Saving neighborhoods
Walker classifies neighborhoods into four categories: low-crime, emerging, transitional, and enduring. “Emerging” areas are those beginning to show subtle but ominous signs, such as a rise in juvenile arrests. “Transitional” areas are further along the spectrum, but they could still benefit from intensive, strategic interventions; otherwise, they’re likely to become “enduring” areas—as in enduring high crime. “When you get to the enduring stage,” Walker says, “pretty much all you can do is bulldoze the area and start over.”
He advocates focusing resources on transitional neighborhoods before they reach the point of no return—with a caveat. As Walker tells his students, slowing crime requires a systemic approach.
“We have a tendency to try one solution,” Walker says. “But if you say, ‘we’re going to send in a bunch of police,’ it doesn’t help. Sometimes it makes things worse.” Instead, he’s seen success in building support systems for people living in transitional communities—programs that address school-related problems, provide after-school activities, or help residents voice their concerns, for example.
In the 1990s, when Walker taught at the University of Arkansas at Little Rock, he helped introduce an initiative aimed at providing more social services through neighborhood “alert centers.” In them, a community police officer resolved problems and built relationships with residents, and a representative from the mayor’s office helped with things like enforcing building codes so that residents weren’t living in intolerable conditions. Rising crime stems from both social and physical factors.
“It was an anchoring place,” says Walker, who credits one neighborhood alert center with helping to keep crime down for more than a decade. (He has proof: When the city declared the alert center a success and closed it, crime increased again.)

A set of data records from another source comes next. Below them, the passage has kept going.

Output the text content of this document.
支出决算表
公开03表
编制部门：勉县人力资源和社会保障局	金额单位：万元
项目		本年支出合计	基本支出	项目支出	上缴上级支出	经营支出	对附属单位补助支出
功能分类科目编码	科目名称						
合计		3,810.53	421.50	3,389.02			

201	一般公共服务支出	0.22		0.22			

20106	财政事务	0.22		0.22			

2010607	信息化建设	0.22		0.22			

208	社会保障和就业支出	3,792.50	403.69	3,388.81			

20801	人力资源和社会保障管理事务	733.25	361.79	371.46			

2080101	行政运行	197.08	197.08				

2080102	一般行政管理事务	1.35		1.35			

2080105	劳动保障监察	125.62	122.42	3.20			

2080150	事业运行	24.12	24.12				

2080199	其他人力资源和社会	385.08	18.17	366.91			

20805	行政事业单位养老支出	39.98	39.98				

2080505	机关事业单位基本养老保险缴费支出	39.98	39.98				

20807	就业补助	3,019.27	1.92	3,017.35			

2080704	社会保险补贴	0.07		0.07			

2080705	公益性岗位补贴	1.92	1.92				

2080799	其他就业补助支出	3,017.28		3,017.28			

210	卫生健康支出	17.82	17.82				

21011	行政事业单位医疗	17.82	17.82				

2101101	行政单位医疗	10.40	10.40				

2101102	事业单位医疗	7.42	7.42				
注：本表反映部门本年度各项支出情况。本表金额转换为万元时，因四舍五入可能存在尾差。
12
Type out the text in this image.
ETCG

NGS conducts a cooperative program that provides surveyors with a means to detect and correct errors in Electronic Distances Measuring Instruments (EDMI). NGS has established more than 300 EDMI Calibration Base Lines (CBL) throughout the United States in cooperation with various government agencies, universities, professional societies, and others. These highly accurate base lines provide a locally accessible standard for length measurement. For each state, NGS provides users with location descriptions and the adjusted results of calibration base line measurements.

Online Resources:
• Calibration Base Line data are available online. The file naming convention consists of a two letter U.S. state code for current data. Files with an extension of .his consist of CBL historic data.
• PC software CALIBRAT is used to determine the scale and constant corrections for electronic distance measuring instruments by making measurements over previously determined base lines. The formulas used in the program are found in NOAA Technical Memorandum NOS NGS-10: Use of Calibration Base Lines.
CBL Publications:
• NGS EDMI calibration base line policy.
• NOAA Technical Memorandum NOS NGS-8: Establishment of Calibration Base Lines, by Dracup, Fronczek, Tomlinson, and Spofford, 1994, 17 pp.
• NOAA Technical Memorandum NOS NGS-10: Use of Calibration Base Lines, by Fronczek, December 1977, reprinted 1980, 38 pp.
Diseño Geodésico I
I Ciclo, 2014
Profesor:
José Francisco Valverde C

In Birmingham, Walker points to the Park Place apartment community downtown as the neighborhood rehabilitation effort that might have the best chance at long-term success. Built with federal HOPE VI funds and opened in 2005, the brand-new Park Place replaced the dilapidated Metropolitan Gardens housing project. The mixed-income community has residents who receive housing subsidies living side by side with others paying full market rate. Park Place also has benefited from good timing: Since it was built, downtown has become a popular place to live, with residents drawn to new restaurants and amenities like Railroad Park and urban walking trails. So Park Place not only provides good housing to people who once lived in one of the city’s most dangerous areas, but it also places them in a safer environment with better access to jobs and community resources, Walker says.
Tough choices
But Park Place isn’t perfect. It was unable to absorb the full population of Metropolitan Gardens because it has fewer units—a difficult trade-off made to prevent a recurrence of overcrowding.
Walker’s students quickly learn that there are no magic bullets or one-size-fits-all approaches to lowering crime rates in any given neighborhood. When Walker recommends focusing on transitional neighborhoods over those deeply entrenched in crime, for instance, it can sound counterintuitive—skipping over the worst-off communities to reach out to those showing more promise. “But the hope lies in the fact that we can do things in emerging and transitional areas to keep crime low,” he says. “And if we can keep crime low long enough, then maybe we can learn how to reduce and stop it.
“It’s kind of like health care,” Walker continues. “We may not have a cure for cancer, but if we can help people live longer, then we might be able to figure it out.”